Howard looked left and saw the headlights reflected in window glass. It seemed to untangle his legs. He began to sprint, and Dex admired the speed with which the physicist covered those final yards of blacktop.
But the car, a black patrol car, had turned the corner, and there was no way of knowing what the men inside might have seen.
“Get down,” Dex said. “Down behind the Dumpster. Back against the wall. Draw your knees up.” And he did the same.
The patrol car had turned and was coming their way along Oak; he could tell by the sound of its engine.
It growled a lower note. They’ve seen us, Dex thought. He tried to imagine an escape route. South down this alley and maybe out some fire lane to Beacon or one of the suburban streets: get lost in tree shadows or crouch under a porch…
There was a sudden light. Dex watched it sweep the alley. He pictured the patrol car, the driver, the militiaman in the passenger seat with a hand-held spot. He was aware of the sound of Howard’s tortured breathing. “Run,” he whispered. “Run if you have to. You cut left, I’ll cut right.”
But the alley was suddenly dark again. The engine coughed and tires crunched on cold asphalt.
Dex heard the sound fade down Oak.
Howard let out a shuddering breath.
“Must be they only caught a glimpse,” Dex said, “or they’d be down here after us. Christ, that was a near call.” He stood and helped Howard up. “I vote we get the hell back across Oak and head for home while we can. Pardon me, Howard, but this whole thing was a stupid idea.”
Howard pulled away and shook his head. “We didn’t get what we came for. We’re not finished. At least, I’m not. You can go home if you want.”
Dex regarded his friend. “Well, hell,” he said finally. “Look who’s Rambo.”
Clifford Stockton sat at the top of the high hill at the center of Powell Creek Park with his bicycle beside him and the cold night wind plucking his hair.
There had already been flurries of snow this season, and it felt like there might soon be more, although the sky tonight had grown crisply, vividly clear.

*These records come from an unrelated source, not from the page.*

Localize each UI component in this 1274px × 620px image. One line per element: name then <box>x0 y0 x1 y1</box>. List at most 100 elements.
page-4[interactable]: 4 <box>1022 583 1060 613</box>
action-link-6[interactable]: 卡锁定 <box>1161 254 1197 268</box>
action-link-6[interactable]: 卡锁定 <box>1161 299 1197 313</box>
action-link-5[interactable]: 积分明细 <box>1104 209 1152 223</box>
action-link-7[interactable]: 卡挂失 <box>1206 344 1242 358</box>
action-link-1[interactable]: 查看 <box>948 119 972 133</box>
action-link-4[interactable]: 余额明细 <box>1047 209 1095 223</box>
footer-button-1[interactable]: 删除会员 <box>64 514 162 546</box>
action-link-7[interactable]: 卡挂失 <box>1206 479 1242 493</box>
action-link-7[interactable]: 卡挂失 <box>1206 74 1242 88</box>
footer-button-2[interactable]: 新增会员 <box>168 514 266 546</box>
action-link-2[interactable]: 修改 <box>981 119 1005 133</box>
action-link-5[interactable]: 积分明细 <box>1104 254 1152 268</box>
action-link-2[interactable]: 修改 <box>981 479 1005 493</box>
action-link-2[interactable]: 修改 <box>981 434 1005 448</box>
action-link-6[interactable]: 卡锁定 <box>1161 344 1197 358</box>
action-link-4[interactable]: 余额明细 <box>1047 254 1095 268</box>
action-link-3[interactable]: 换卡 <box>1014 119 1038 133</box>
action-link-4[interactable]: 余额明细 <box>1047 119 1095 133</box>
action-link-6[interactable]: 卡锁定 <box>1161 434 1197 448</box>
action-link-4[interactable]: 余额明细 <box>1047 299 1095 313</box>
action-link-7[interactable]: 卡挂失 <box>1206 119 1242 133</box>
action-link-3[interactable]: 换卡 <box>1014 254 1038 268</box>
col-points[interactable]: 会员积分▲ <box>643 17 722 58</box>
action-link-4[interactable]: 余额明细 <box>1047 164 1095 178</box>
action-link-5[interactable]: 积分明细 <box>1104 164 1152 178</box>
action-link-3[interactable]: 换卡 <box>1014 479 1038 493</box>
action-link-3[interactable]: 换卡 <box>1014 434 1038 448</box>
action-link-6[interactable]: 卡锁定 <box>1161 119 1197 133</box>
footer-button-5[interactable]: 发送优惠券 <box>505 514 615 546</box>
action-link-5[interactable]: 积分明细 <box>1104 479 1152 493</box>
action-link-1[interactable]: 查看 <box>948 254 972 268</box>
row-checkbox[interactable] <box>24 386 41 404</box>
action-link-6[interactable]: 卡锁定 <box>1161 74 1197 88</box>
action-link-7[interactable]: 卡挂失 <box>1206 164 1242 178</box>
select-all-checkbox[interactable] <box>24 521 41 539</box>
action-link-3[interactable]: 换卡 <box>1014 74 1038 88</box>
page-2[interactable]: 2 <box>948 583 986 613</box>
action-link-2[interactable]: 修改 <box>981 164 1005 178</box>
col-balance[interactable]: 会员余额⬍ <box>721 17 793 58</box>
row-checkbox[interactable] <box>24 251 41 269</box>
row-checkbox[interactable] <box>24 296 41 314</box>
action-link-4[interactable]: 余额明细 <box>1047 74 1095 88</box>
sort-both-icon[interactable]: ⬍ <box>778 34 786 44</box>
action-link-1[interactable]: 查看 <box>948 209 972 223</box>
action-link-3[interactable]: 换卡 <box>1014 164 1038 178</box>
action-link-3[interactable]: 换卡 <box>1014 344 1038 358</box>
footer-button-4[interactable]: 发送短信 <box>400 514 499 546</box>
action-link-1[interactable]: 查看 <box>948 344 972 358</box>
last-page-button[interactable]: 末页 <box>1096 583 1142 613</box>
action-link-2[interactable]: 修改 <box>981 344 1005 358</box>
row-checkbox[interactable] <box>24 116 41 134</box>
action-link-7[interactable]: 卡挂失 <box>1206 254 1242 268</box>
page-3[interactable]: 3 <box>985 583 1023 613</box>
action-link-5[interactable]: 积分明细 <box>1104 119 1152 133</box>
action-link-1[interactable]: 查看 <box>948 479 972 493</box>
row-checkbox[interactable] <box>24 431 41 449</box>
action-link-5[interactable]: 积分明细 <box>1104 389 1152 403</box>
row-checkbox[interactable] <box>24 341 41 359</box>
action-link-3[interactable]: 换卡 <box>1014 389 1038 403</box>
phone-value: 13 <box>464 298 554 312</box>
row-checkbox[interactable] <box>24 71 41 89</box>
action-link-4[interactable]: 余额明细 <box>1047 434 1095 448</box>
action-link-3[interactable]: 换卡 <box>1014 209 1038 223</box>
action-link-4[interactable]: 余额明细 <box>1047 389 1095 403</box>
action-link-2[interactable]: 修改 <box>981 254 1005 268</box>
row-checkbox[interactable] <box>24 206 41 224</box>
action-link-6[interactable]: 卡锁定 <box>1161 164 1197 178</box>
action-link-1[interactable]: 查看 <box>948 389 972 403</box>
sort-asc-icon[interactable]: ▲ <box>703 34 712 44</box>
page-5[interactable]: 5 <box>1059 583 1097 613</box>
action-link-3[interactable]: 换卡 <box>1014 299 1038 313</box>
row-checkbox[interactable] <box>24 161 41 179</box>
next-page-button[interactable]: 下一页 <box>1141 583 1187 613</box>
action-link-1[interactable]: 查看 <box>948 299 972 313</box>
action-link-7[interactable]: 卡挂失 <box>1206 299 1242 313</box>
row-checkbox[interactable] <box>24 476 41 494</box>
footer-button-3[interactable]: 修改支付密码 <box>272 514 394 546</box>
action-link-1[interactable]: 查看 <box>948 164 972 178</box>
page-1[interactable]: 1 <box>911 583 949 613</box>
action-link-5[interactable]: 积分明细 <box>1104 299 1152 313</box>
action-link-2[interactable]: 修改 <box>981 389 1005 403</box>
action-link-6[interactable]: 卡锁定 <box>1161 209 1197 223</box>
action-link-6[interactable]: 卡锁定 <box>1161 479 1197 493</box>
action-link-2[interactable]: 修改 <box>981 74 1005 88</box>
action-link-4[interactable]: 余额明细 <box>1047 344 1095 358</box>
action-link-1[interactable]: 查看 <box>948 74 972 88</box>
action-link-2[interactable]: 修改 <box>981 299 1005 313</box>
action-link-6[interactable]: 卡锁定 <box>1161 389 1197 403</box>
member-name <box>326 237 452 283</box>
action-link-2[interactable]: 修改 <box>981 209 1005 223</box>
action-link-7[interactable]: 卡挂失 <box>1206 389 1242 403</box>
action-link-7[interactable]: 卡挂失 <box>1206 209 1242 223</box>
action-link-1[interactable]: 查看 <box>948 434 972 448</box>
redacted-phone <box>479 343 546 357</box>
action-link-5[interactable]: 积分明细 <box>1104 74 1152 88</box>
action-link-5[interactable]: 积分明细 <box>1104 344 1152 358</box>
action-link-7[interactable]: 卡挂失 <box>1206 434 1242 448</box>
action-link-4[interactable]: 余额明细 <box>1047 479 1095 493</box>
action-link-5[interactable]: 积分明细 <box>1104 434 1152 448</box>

But the cold didn’t bother him. It was exhilarating. He felt completely alive and completely himself, far from the world of his mother and the soldiers and school.
The town lay at his feet. From this high place it resembled the map he had pinned to his bulletin board back home. It was completely static, a grid of stationary lights, except for the patrol cars performing their slow waltz. The cars moved like a glittering clockwork, pausing a beat at each intersection.
“Go to hell,” Clifford told them. This was a whisper. A delicious heresy. The wind carried it away. But there was nobody around to hear him. Giddy, Clifford stood up and shouted it. “GO TO HELL!”
The patrol cars wheeled on, as implacable as the motion of the stars. Clifford laughed but felt near tears.
It was almost time to go home. He had proved he could do this; all that remained was to prove he could get back safely. He was excited, but the cold air began to seem colder and he thought about his room, his bed, with a first pang of longing.
He picked up his bike. Down the brick path to Cleveland Avenue and west toward home. That should be easy enough.
But something caught his eye.
The hilly part of Powell Creek Park overlooked the business district. Clifford enjoyed an unobstructed view down to the intersection of Oak and Beacon. He saw the twin red taillights of a patrol car as it reached the corner—on schedule.
But the car turned west on Oak… and shouldn’t it have gone east?
And now the car slowed, and that was strange, too. Its spotlight probed an alleyway behind Beacon Street. Clifford crouched on the grass, watching. He felt suddenly vulnerable, too obvious. He wished he had his scanner; maybe he could listen in.
The spotlight winked out and the patrol car moved on along Oak and turned a corner. It disappeared from Clifford’s view behind the stores on Knight, but he was able to track the glow of its headlights. Down Knight to Promontory, farther from the park. Then east again. Then, mysteriously, back onto Beacon.